Por Sebastián Senlle Economista

“Hay productos que están aumentando que no tienen componentes importados. Yo pedí un estudio para mostrar quienes son los empresarios que están aumentando los precios que no tienen componente importado en sus productos porque no tienen razón para aumentar”. Las declaraciones de la gobernadora María Eugenia Vidal, en una reciente entrevista televisiva en medio de la depreciación cambiaria, resonaron fuerte entre la mayoría de los economistas y operadores de mercado, que advirtieron con desagrado en sus palabras una cuota de simpatía con los mecanismos de control de precios asociados al populismo económico.

La semana pasada, el flamante ministro de Producción, Dante Sica, volvió a hacer sonar la alarma, al arremeter en la misma línea y asegurar que “las empresas que se abusen con los precios serán sancionadas”, además de informar que habilitaría una línea telefónica para denunciar tales “excesos”.

Las declaraciones de ambos funcionarios hacen referencia a una noción socialmente muy extendida, aunque intensamente criticada en la teoría económica: la de que los precios deben ser “justos”. Desde esta perspectiva, aumentarlos durante una situación de crisis es visto peyorativamente como una “avivada” a expensas de los consumidores, que debería de alguna forma ser impedida o castigada. La idea no sólo es propia de Argentina: estudios en muchos países revelan que la preferencia por “precios justos” es predominante entre los consumidores y que estos reaccionan adversamente cuando sienten que una empresa está aplicando una actitud que consideran injusta en su estrategia de pricing. Incluso, en varios estados de EE.UU. (como Florida o Nueva York) existen leyes que prohíben aumentos excesivos de precios ante “perturbaciones anormales” (price-gourging) y se han suscitado fuertes olas de repudio a firmas que realizaron remarcaciones en áreas afectadas por desastres naturales. En la misma línea, en 2014, el fiscal general neoyorquino acusó a Uber de incrementar en exceso el costo de los viajes durante emergencias y los forzó a acordar topes “razonables” a la suba que marca su algoritmo de precios en estos casos.

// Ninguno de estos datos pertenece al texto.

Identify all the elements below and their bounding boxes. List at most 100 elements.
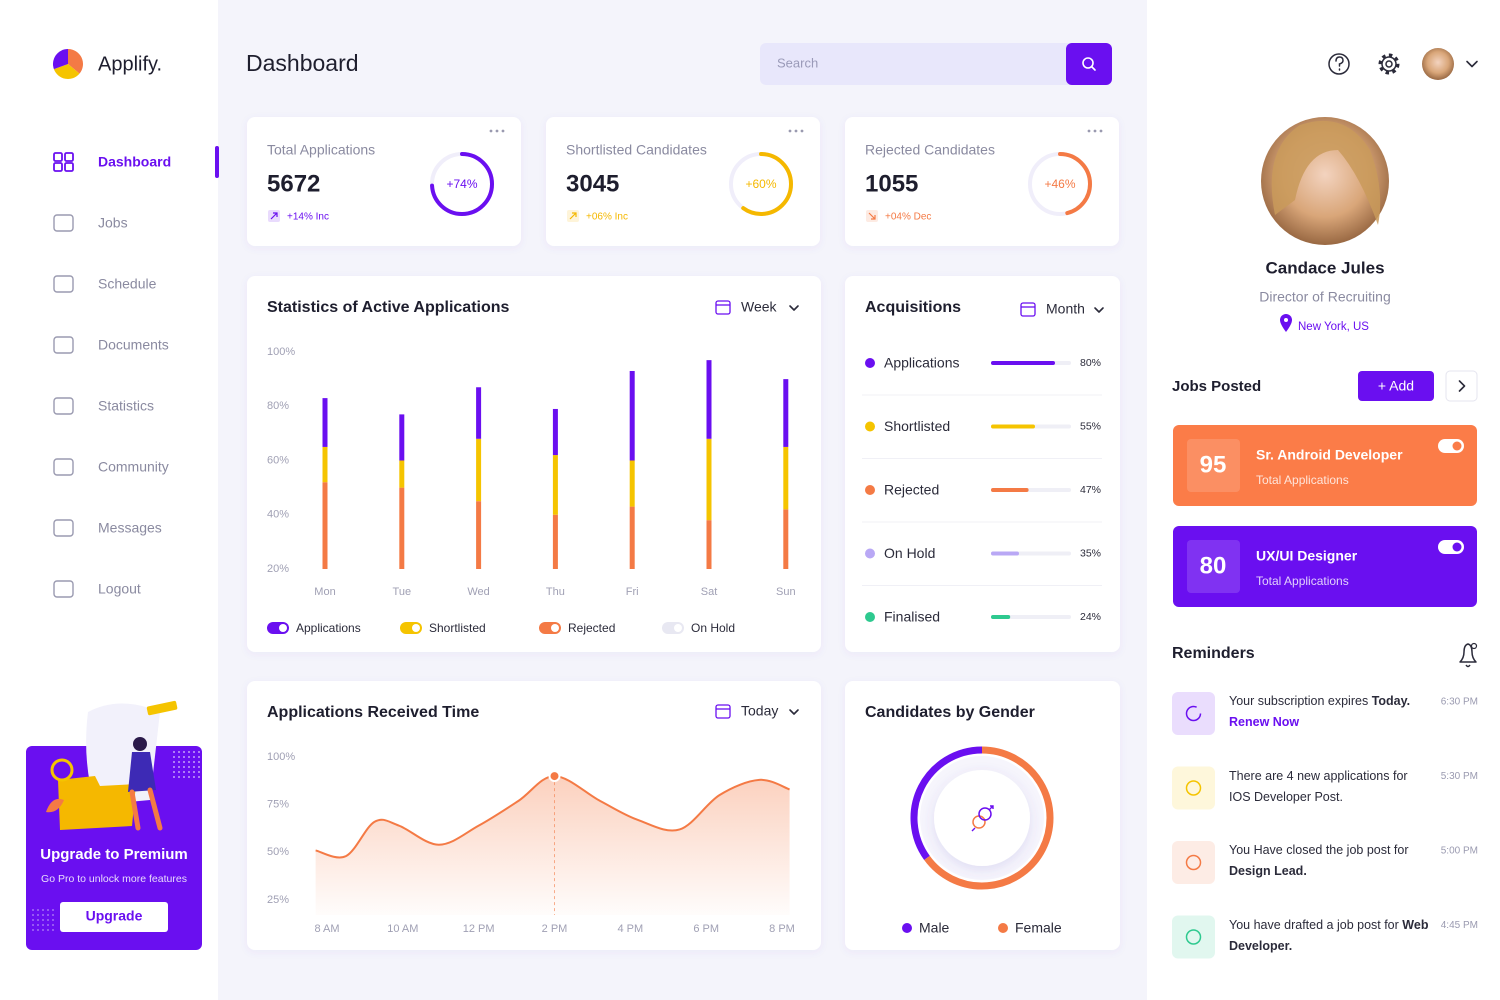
x-tick-label: 6 PM <box>693 923 719 935</box>
decor-dot <box>47 929 49 931</box>
period-dropdown[interactable] <box>715 300 731 315</box>
decor-dot <box>188 776 190 778</box>
menu-dot[interactable] <box>1093 129 1097 133</box>
legend-item[interactable] <box>267 622 289 634</box>
next-button[interactable] <box>1445 370 1478 402</box>
job-card[interactable] <box>1173 526 1477 607</box>
x-tick-label: Tue <box>393 586 412 598</box>
nav-item[interactable] <box>53 519 74 537</box>
menu-dot[interactable] <box>788 129 792 133</box>
account-menu[interactable] <box>1422 48 1454 80</box>
search-button[interactable] <box>1066 43 1112 85</box>
logo-shape <box>52 49 68 70</box>
donut-segment <box>910 746 983 861</box>
period-dropdown[interactable] <box>715 704 731 719</box>
menu-dot[interactable] <box>495 129 499 133</box>
decor-dot <box>47 914 49 916</box>
trend-arrow <box>569 212 577 220</box>
search-box[interactable] <box>760 43 1080 85</box>
brand-name: Applify. <box>98 53 162 75</box>
stat-title: Shortlisted Candidates <box>566 142 707 158</box>
decor-dot <box>32 909 34 911</box>
nav-label: Community <box>98 459 169 475</box>
legend-dot <box>865 421 875 432</box>
period-dropdown[interactable] <box>1020 302 1036 317</box>
menu-dot[interactable] <box>1099 129 1103 133</box>
count-box <box>1187 540 1240 593</box>
nav-icon <box>64 152 74 162</box>
period-label: Today <box>741 703 778 719</box>
job-card-bg <box>1173 526 1477 607</box>
bar-segment <box>476 438 482 502</box>
nav-item[interactable] <box>53 146 219 178</box>
gender-icon <box>971 805 994 832</box>
settings-button[interactable] <box>1378 53 1400 75</box>
nav-item[interactable] <box>53 458 74 476</box>
ring-progress <box>430 152 494 216</box>
legend-item[interactable] <box>539 622 561 634</box>
decor-dot <box>37 909 39 911</box>
menu-dot[interactable] <box>1087 129 1091 133</box>
decor-dot <box>47 924 49 926</box>
decor-dot <box>32 924 34 926</box>
chevron-icon <box>1458 380 1466 392</box>
help-button[interactable] <box>1328 53 1350 75</box>
y-tick-label: 20% <box>267 563 289 575</box>
decor-dot <box>52 909 54 911</box>
decor-dot <box>183 766 185 768</box>
ring-label: +74% <box>446 177 477 191</box>
menu-dot[interactable] <box>794 129 798 133</box>
legend-item[interactable] <box>400 622 422 634</box>
acquisition-name: Finalised <box>884 609 940 625</box>
nav-label: Logout <box>98 581 141 597</box>
nav-icon <box>53 162 63 172</box>
bar-segment <box>629 506 635 569</box>
reminder-link[interactable]: Renew Now <box>1229 715 1300 729</box>
stat-value: 5672 <box>267 170 320 197</box>
avatar <box>1422 48 1454 80</box>
bar-segment <box>706 520 712 569</box>
nav-item[interactable] <box>53 580 74 598</box>
period-label: Month <box>1046 301 1085 317</box>
decor-dot <box>188 761 190 763</box>
nav-icon <box>53 519 74 537</box>
bar-segment <box>706 438 712 521</box>
location-pin-hole <box>1284 318 1288 322</box>
nav-item[interactable] <box>53 214 74 232</box>
reminder-time: 5:30 PM <box>1441 771 1478 782</box>
nav-item[interactable] <box>53 275 74 293</box>
stat-title: Rejected Candidates <box>865 142 995 158</box>
x-tick-label: 10 AM <box>387 923 418 935</box>
acquisition-value: 24% <box>1080 611 1101 623</box>
reminder-time: 4:45 PM <box>1441 920 1478 931</box>
job-title: Sr. Android Developer <box>1256 447 1403 463</box>
reminder-icon-bg <box>1172 841 1215 884</box>
menu-dot[interactable] <box>489 129 493 133</box>
decor-dot <box>178 756 180 758</box>
legend-item[interactable] <box>662 622 684 634</box>
brand-logo <box>52 49 84 80</box>
add-job-button[interactable] <box>1358 371 1434 401</box>
toggle-knob <box>412 624 420 632</box>
decor-dot <box>42 919 44 921</box>
decor-dot <box>52 929 54 931</box>
upgrade-button[interactable] <box>60 902 168 932</box>
upgrade-title: Upgrade to Premium <box>40 846 188 863</box>
nav-item[interactable] <box>53 336 74 354</box>
illustration-head <box>133 737 147 751</box>
menu-dot[interactable] <box>800 129 804 133</box>
bar-segment <box>783 446 789 510</box>
nav-icon <box>64 162 74 172</box>
nav-icon <box>53 275 74 293</box>
nav-item[interactable] <box>53 397 74 415</box>
reminder-icon-bg <box>1172 766 1215 810</box>
job-card[interactable] <box>1173 425 1477 506</box>
bar-segment <box>476 387 482 439</box>
reminder-icon <box>1185 854 1202 871</box>
decor-dot <box>52 924 54 926</box>
legend-dot <box>865 548 875 559</box>
reminder-text: You have drafted a job post for Web Deve… <box>1229 915 1429 957</box>
decor-dot <box>183 761 185 763</box>
menu-dot[interactable] <box>501 129 505 133</box>
legend-label: Female <box>1015 920 1062 936</box>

No obstante, la teoría económica parte de una premisa contraria: la de asumir que los precios no son ni justos ni injustos, sino simplemente, son señales que revelan información sobre la escasez o abundancia relativa de un determinado bien o servicio, coordinando las fuerzas de mercado para asegurar una asignación eficiente de los recursos. Desde esta óptica, la suba del precio ante un shock que restringe la oferta (como un desastre natural) o dispara la demanda (un paro de transporte que incrementa la necesidad de trasladarse en taxis o remises) no sólo no es moralmente reprochable sino hasta conveniente, ya que estaría brindando la señal correcta para racionar la demanda o incrementar la oferta y que el equilibrio se restablezca lo más rápido posible. Que las firmas limiten tales subas de precios basadas en fundamentos morales (por iniciativa propia o forzadas por el Gobierno), por tanto, no sería una estrategia racional ni recomendable.

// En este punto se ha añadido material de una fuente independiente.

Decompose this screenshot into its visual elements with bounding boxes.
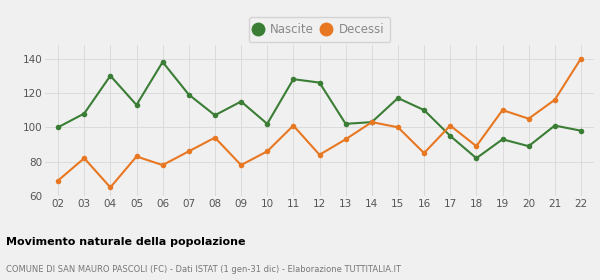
Decessi: [133, 155, 140, 158]
Decessi: [238, 164, 245, 167]
Nascite: [368, 120, 376, 124]
Nascite: [159, 60, 166, 64]
Decessi: [159, 164, 166, 167]
Text: COMUNE DI SAN MAURO PASCOLI (FC) - Dati ISTAT (1 gen-31 dic) - Elaborazione TUTT: COMUNE DI SAN MAURO PASCOLI (FC) - Dati …: [6, 265, 401, 274]
Decessi: [421, 151, 428, 155]
Nascite: [525, 144, 532, 148]
Nascite: [421, 108, 428, 112]
Line: Nascite: Nascite: [55, 59, 584, 161]
Nascite: [577, 129, 584, 132]
Decessi: [342, 138, 349, 141]
Decessi: [211, 136, 218, 139]
Decessi: [107, 186, 114, 189]
Decessi: [499, 108, 506, 112]
Nascite: [551, 124, 559, 127]
Decessi: [368, 120, 376, 124]
Nascite: [499, 138, 506, 141]
Decessi: [525, 117, 532, 120]
Decessi: [394, 126, 401, 129]
Decessi: [446, 124, 454, 127]
Nascite: [211, 114, 218, 117]
Nascite: [263, 122, 271, 125]
Nascite: [342, 122, 349, 125]
Nascite: [290, 78, 297, 81]
Decessi: [473, 144, 480, 148]
Nascite: [238, 100, 245, 103]
Nascite: [80, 112, 88, 115]
Nascite: [133, 103, 140, 107]
Nascite: [473, 157, 480, 160]
Nascite: [107, 74, 114, 77]
Decessi: [577, 57, 584, 60]
Decessi: [185, 150, 193, 153]
Decessi: [290, 124, 297, 127]
Nascite: [394, 96, 401, 100]
Legend: Nascite, Decessi: Nascite, Decessi: [249, 17, 390, 42]
Nascite: [55, 126, 62, 129]
Nascite: [185, 93, 193, 96]
Decessi: [551, 98, 559, 101]
Decessi: [316, 153, 323, 157]
Decessi: [55, 179, 62, 182]
Nascite: [316, 81, 323, 84]
Line: Decessi: Decessi: [55, 56, 584, 190]
Decessi: [263, 150, 271, 153]
Nascite: [446, 134, 454, 137]
Text: Movimento naturale della popolazione: Movimento naturale della popolazione: [6, 237, 245, 247]
Decessi: [80, 157, 88, 160]
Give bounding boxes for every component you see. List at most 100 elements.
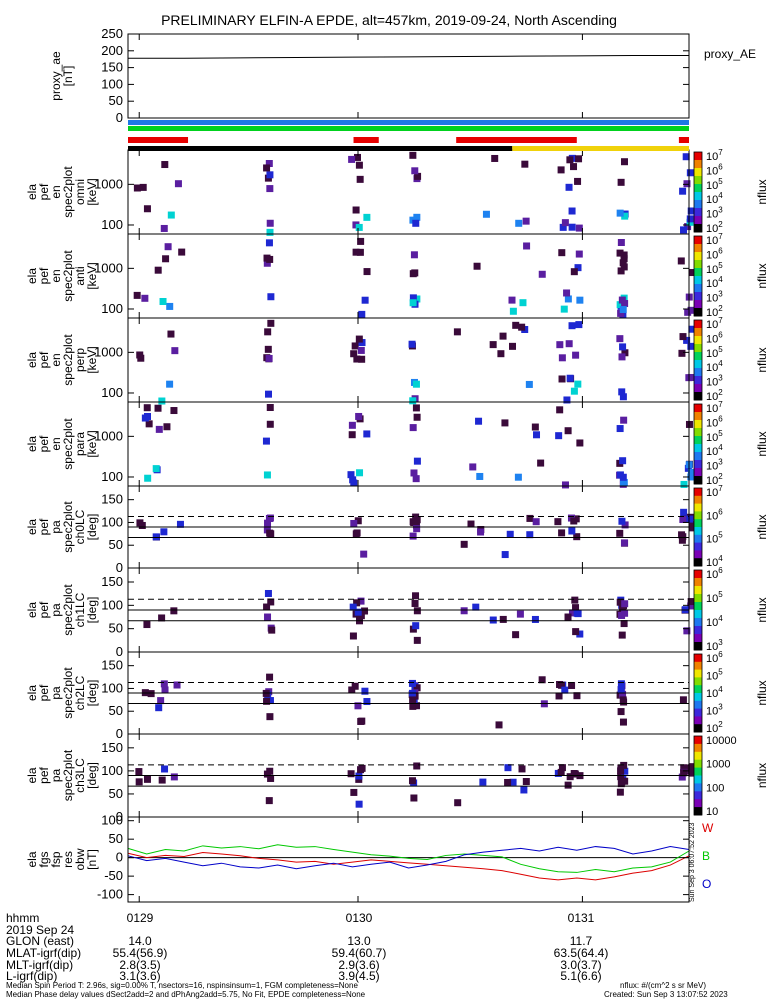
heatmap-cell <box>559 223 567 231</box>
ylabel-line: ela <box>25 268 39 284</box>
ylabel-line: [deg] <box>85 762 99 789</box>
heatmap-cell <box>501 551 509 559</box>
ephemeris-table: GLON (east) 14.0 13.0 11.7 MLAT-igrf(dip… <box>6 934 608 983</box>
heatmap-cell <box>454 799 462 807</box>
colorbar-tick: 107 <box>706 232 723 247</box>
heatmap-cell <box>678 536 686 544</box>
colorbar-band <box>694 783 702 792</box>
heatmap-cell <box>264 589 272 597</box>
heatmap-cell <box>619 690 627 698</box>
colorbar-tick: 107 <box>706 148 723 163</box>
heatmap-cell <box>566 156 574 164</box>
ytick-label: 100 <box>101 597 123 612</box>
colorbar-band <box>694 586 702 595</box>
heatmap-cell <box>565 340 573 348</box>
heatmap-cell <box>570 517 578 525</box>
ephem-value: 59.4(60.7) <box>332 946 387 960</box>
heatmap-cell <box>477 528 485 536</box>
heatmap-cell <box>263 603 271 611</box>
heatmap-cell <box>412 380 420 388</box>
heatmap-cell <box>413 636 421 644</box>
panel-frame <box>127 33 690 119</box>
footer-units: nflux: #/(cm^2 s sr MeV) <box>620 981 706 990</box>
heatmap-cell <box>475 417 483 425</box>
heatmap-cell <box>558 764 566 772</box>
colorbar-tick: 107 <box>706 316 723 331</box>
heatmap-cell <box>143 775 151 783</box>
colorbar-tick: 106 <box>706 162 723 177</box>
ylabel-line: ela <box>25 184 39 200</box>
heatmap-cell <box>152 533 160 541</box>
heatmap-cell <box>619 696 627 704</box>
heatmap-cell <box>499 332 507 340</box>
ylabel-line: [deg] <box>85 514 99 541</box>
colorbar-frame <box>693 403 703 485</box>
heatmap-cell <box>266 255 274 263</box>
ephem-value: 3.9(4.5) <box>338 969 379 983</box>
heatmap-cell <box>473 262 481 270</box>
ylabel-line: spec2plot <box>61 749 75 801</box>
heatmap-cell <box>556 406 564 414</box>
heatmap-cell <box>349 476 357 484</box>
colorbar-tick: 102 <box>706 720 723 735</box>
heatmap-cell <box>617 780 625 788</box>
heatmap-cell <box>351 342 359 350</box>
ylabel-line: spec2plot <box>61 584 75 636</box>
heatmap-cell <box>266 697 274 705</box>
heatmap-cell <box>619 473 627 481</box>
heatmap-cell <box>568 609 576 617</box>
heatmap-cell <box>143 404 151 412</box>
heatmap-cell <box>572 604 580 612</box>
heatmap-cell <box>139 183 147 191</box>
ylabel-line: en <box>49 353 63 366</box>
colorbar-tick: 104 <box>706 443 723 458</box>
heatmap-cell <box>526 514 534 522</box>
heatmap-cell <box>348 431 356 439</box>
heatmap-cell <box>512 321 520 329</box>
ylabel-line: pef <box>37 267 51 284</box>
colorbar-label: nflux <box>755 347 769 372</box>
ephem-value: 13.0 <box>347 934 371 948</box>
heatmap-cell <box>143 205 151 213</box>
heatmap-cell <box>265 160 273 168</box>
heatmap-cell <box>620 539 628 547</box>
heatmap-cell <box>155 704 163 712</box>
colorbar-band <box>694 368 702 377</box>
colorbar-band <box>694 767 702 776</box>
heatmap-cell <box>166 380 174 388</box>
heatmap-cell <box>160 680 168 688</box>
heatmap-cell <box>263 697 271 705</box>
heatmap-cell <box>413 702 421 710</box>
ytick-label: 150 <box>101 492 123 507</box>
heatmap-cell <box>679 515 687 523</box>
heatmap-cell <box>353 599 361 607</box>
heatmap-cell <box>357 597 365 605</box>
heatmap-cell <box>453 328 461 336</box>
heatmap-cell <box>267 319 275 327</box>
ytick-label: 100 <box>101 217 123 232</box>
ylabel-line: anti <box>73 266 87 285</box>
date-label: 2019 Sep 24 <box>6 923 74 937</box>
heatmap-cell <box>355 800 363 808</box>
heatmap-cell <box>412 513 420 521</box>
heatmap-cell <box>621 609 629 617</box>
heatmap-cell <box>347 471 355 479</box>
colorbar-tick: 103 <box>706 703 723 718</box>
ylabel-line: pef <box>37 183 51 200</box>
colorbar-label: nflux <box>755 514 769 539</box>
heatmap-cell <box>352 206 360 214</box>
heatmap-cell <box>618 604 626 612</box>
ylabel-line: ch2LC <box>73 675 87 710</box>
heatmap-cell <box>563 289 571 297</box>
colorbar-band <box>694 152 702 161</box>
heatmap-cell <box>173 681 181 689</box>
heatmap-cell <box>566 773 574 781</box>
time-tick-0131: 0131 <box>568 911 595 925</box>
heatmap-cell <box>619 457 627 465</box>
heatmap-cell <box>617 773 625 781</box>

Sin embargo, la economía del comportamiento, una de las áreas de la ciencia económica que ha aportado contribuciones más fructíferas en los últimos años, invita a reflexionar al respecto con un enfoque distinto. En su celebrado libro “Portarse mal. El comportamiento irracional en la vida económica”, el último premio Nobel de Economía, Richard Thaler, se dedica a analizar esta cuestión y exhibe estudios experimentales que muestran que, si bien los consumidores toleran que las empresas cancelen promociones o descuentos, más del 70% desaprueba y considera “injusto” que aumenten los precios en un contexto de crisis. La proporción se mantiene, incluso cuando el precio refiere a bienes que no son de primera necesidad, mostrando que se trata de una práctica que irrita extendidamente a los consumidores. El autor concluye que los compradores no sólo tienen en cuenta, al tomar la decisión de compra, el “excedente del consumidor”, es decir el valor de la satisfacción que el consumo de ese bien le proporciona por sobre el precio que paga (considerada en todos los análisis económicos tradicionales), sino lo que denomina “utilidad de transacción”, que implica sentir que hicieron un “buen negocio” (o al menos, un negocio justo) al realizar esa adquisición.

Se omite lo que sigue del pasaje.